Disciplinary action which follows a prescribed process that is fair and consistent can create positive results for both the employee and the employer. Management can reinforce performance objectives as well as employee conduct, while employees can refocus their energies in changing their behaviors and work habits to better meet management’s expectations.
The following tips can assist employers in taking effective disciplinary action:
- Establish Regular Communications: Frequent communication regarding conduct and performance expectations will keep problems to a minimum.
- Consistent and Fair Procedures for Discipline: Managers should involve HR at the beginning when action is being considered and follow HR’s guidance on the process and next steps.
- Obtain the Facts First: An investigation into any misconduct should be fair, prompt and objective. Consider the facts from both sides of the issue and make no assumptions regarding fault.
- Historical Data: Compare the circumstances and disciplinary action being considered with similar events from the past to validate your consistency and fairness in this case. Also consider the individual employee’s disciplinary record. Has this employee been disciplined before, or is this a “first offense”?
- Documentation: Maintaining proper documentation of any disciplinary action is absolutely essential. This is your audit trail of what led up to the action that was taken and will serve as your defense down the road if questioned or audited.

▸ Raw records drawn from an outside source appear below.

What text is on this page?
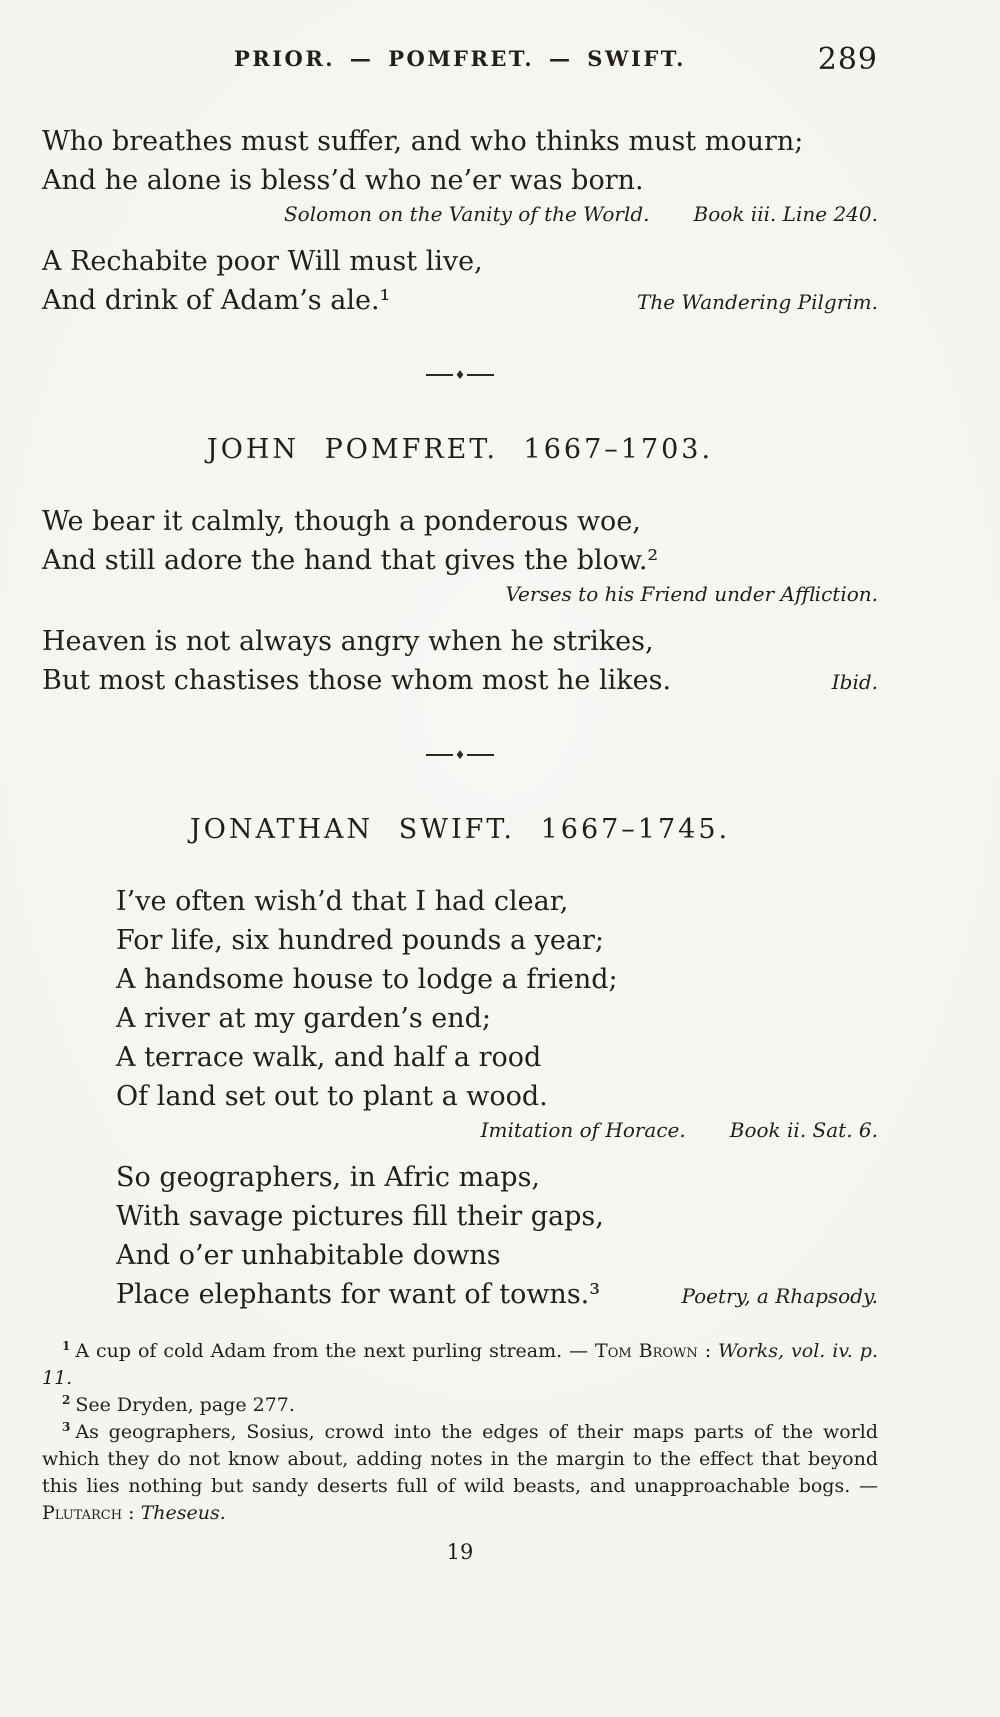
PRIOR. — POMFRET. — SWIFT.	289

Who breathes must suffer, and who thinks must mourn;

And he alone is bless’d who ne’er was born.

Solomon on the Vanity of the World. Book iii. Line 240.

A Rechabite poor Will must live,

And drink of Adam’s ale.¹	The Wandering Pilgrim.
♦
JOHN POMFRET. 1667–1703.

We bear it calmly, though a ponderous woe,

And still adore the hand that gives the blow.²

Verses to his Friend under Affliction.

Heaven is not always angry when he strikes,

But most chastises those whom most he likes.	Ibid.
♦
JONATHAN SWIFT. 1667–1745.

I’ve often wish’d that I had clear,

For life, six hundred pounds a year;

A handsome house to lodge a friend;

A river at my garden’s end;

A terrace walk, and half a rood

Of land set out to plant a wood.

Imitation of Horace. Book ii. Sat. 6.

So geographers, in Afric maps,

With savage pictures fill their gaps,

And o’er unhabitable downs

Place elephants for want of towns.³	Poetry, a Rhapsody.

$^1$ A cup of cold Adam from the next purling stream. — Tom Brown : Works, vol. iv. p. 11.

$^2$ See Dryden, page 277.

$^3$ As geographers, Sosius, crowd into the edges of their maps parts of the world which they do not know about, adding notes in the margin to the effect that beyond this lies nothing but sandy deserts full of wild beasts, and unapproachable bogs. — Plutarch : Theseus.

19
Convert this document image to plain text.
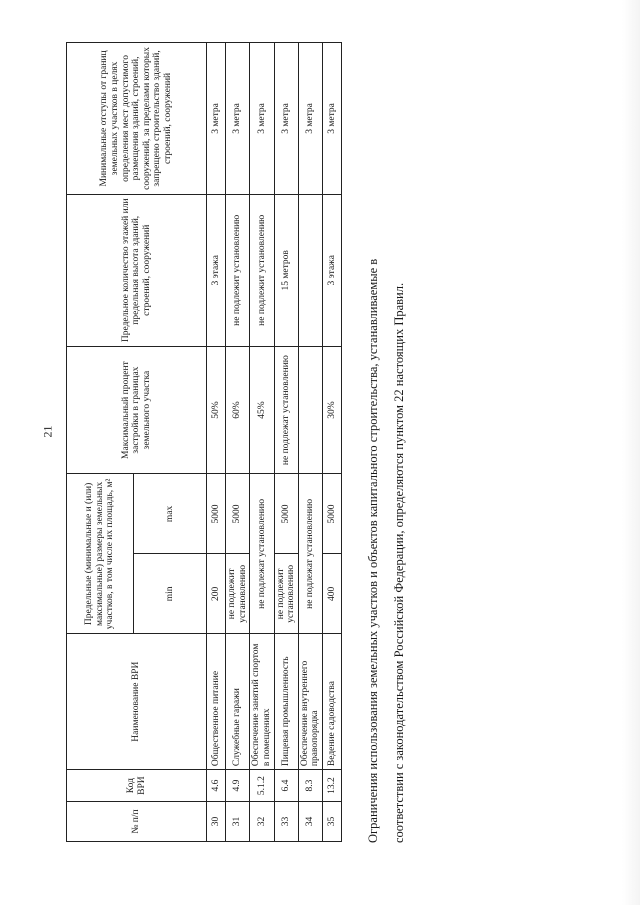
21
№ п/п	Код ВРИ	Наименование ВРИ	Предельные (минимальные и (или) максимальные) размеры земельных участков, в том числе их площадь, м²		Максимальный процент застройки в границах земельного участка	Предельное количество этажей или предельная высота зданий, строений, сооружений	Минимальные отступы от границ земельных участков в целях определения мест допустимого размещения зданий, строений, сооружений, за пределами которых запрещено строительство зданий, строений, сооружений
			min	max			
30	4.6	Общественное питание	200	5000	50%	3 этажа	3 метра
31	4.9	Служебные гаражи	не подлежит установлению	5000	60%	не подлежит установлению	3 метра
32	5.1.2	Обеспечение занятий спортом в помещениях	не подлежат установлению		45%	не подлежит установлению	3 метра
33	6.4	Пищевая промышленность	не подлежит установлению	5000	не подлежат установлению	15 метров	3 метра
34	8.3	Обеспечение внутреннего правопорядка	не подлежат установлению				3 метра
35	13.2	Ведение садоводства	400	5000	30%	3 этажа	3 метра
Ограничения использования земельных участков и объектов капитального строительства, устанавливаемые в соответствии с законодательством Российской Федерации, определяются пунктом 22 настоящих Правил.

Training on the disciplinary process for supervisors and other levels of management is a great way to ensure everyone is on the same page when it comes to disciplinary action. Disciplinary action is for the purpose of informing the employee of a need for change; setting the expectations clearly without confusion, anger, sarcasm or mixed messages. The action plan for needed improvement must be clear, specific and measurable performance. The employee should be asked if s/he understands what must be done and by when. Be sure to include a statement about the consequences for not meeting these objectives (ie., further disciplinary action up to and including termination).